Ciò val anche più per l’Italia, concorrente diretto della Germania e aggravata dall’euro forte.
Lo so, non è facile uscire dall’euro e ripudiare il debito di Stato. Ma forse basterebbe minacciarlo, per vedere la Germania chiedere la svalutazione dell’euro (o marco), e correre al soccorso del Club Med.
Post scriptum: I guai della Grecia, come quelli dell’Italia, hanno un colpevole: un governo che ci ha fatto entrare nell’euro a un tasso di cambio assurdamente sfavorevole, per «prestigio» o per obbedienza alla City.

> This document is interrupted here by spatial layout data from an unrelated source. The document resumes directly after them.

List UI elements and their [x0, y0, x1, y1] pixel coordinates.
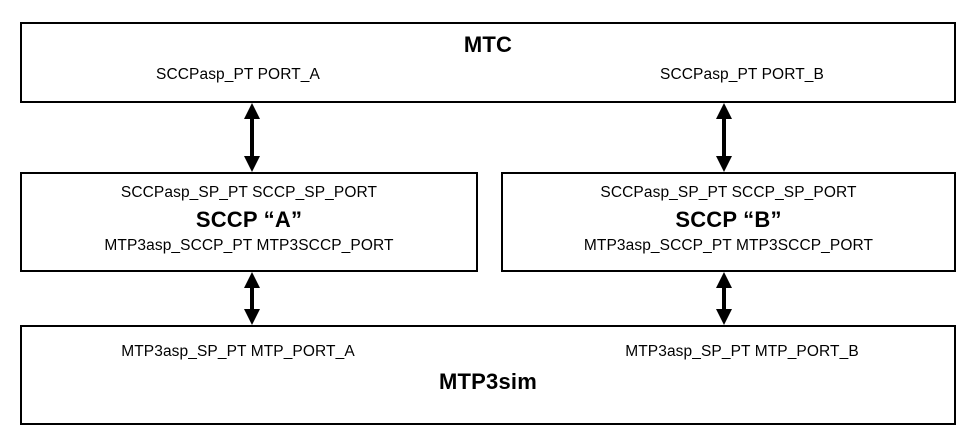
- node-mtp3sim-port-left: MTP3asp_SP_PT MTP_PORT_A: [78, 343, 398, 361]
- node-sccp-a-title: SCCP “A”: [22, 207, 476, 233]
- node-mtp3sim[interactable]: MTP3asp_SP_PT MTP_PORT_A MTP3asp_SP_PT M…: [20, 325, 956, 425]
- connector-sccp-b-to-mtp3sim: [712, 272, 736, 325]
- node-mtc-port-right: SCCPasp_PT PORT_B: [582, 66, 902, 84]
- node-sccp-a[interactable]: SCCPasp_SP_PT SCCP_SP_PORT SCCP “A” MTP3…: [20, 172, 478, 272]
- node-sccp-a-bottom-ports: MTP3asp_SCCP_PT MTP3SCCP_PORT: [22, 237, 476, 255]
- node-sccp-b[interactable]: SCCPasp_SP_PT SCCP_SP_PORT SCCP “B” MTP3…: [501, 172, 956, 272]
- node-sccp-b-title: SCCP “B”: [503, 207, 954, 233]
- connector-mtc-to-sccp-a: [240, 103, 264, 172]
- node-mtc[interactable]: MTC SCCPasp_PT PORT_A SCCPasp_PT PORT_B: [20, 22, 956, 103]
- node-sccp-b-top-ports: SCCPasp_SP_PT SCCP_SP_PORT: [503, 184, 954, 202]
- node-mtp3sim-port-right: MTP3asp_SP_PT MTP_PORT_B: [582, 343, 902, 361]
- diagram-canvas: MTC SCCPasp_PT PORT_A SCCPasp_PT PORT_B …: [0, 0, 976, 442]
- connector-sccp-a-to-mtp3sim: [240, 272, 264, 325]
- connector-mtc-to-sccp-b: [712, 103, 736, 172]
- node-mtp3sim-title: MTP3sim: [22, 369, 954, 395]
- node-mtc-port-left: SCCPasp_PT PORT_A: [78, 66, 398, 84]
- node-mtc-title: MTC: [22, 32, 954, 58]
- node-sccp-b-bottom-ports: MTP3asp_SCCP_PT MTP3SCCP_PORT: [503, 237, 954, 255]
- node-sccp-a-top-ports: SCCPasp_SP_PT SCCP_SP_PORT: [22, 184, 476, 202]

Da noi, il colpevole si chiama Prodi.
1) Ambrose Evans-Pritchard, «Greece tests the limit of sovereign debt as it grinds towards slump», Telegraph, 22 novembre 2009.
2) Qualcuno un giorno dovrà dire grazie a Tremonti, che sta resistendo alle pretese di spese facili di tutti gli altri ministri, da Brunetta alla Prestigiacomo. La Prestigiacomo!
3) Philippe D’Arvisenet: «Eclatement de l’UEM: il ne faut pas rêver», Comunicato BNP Paribas.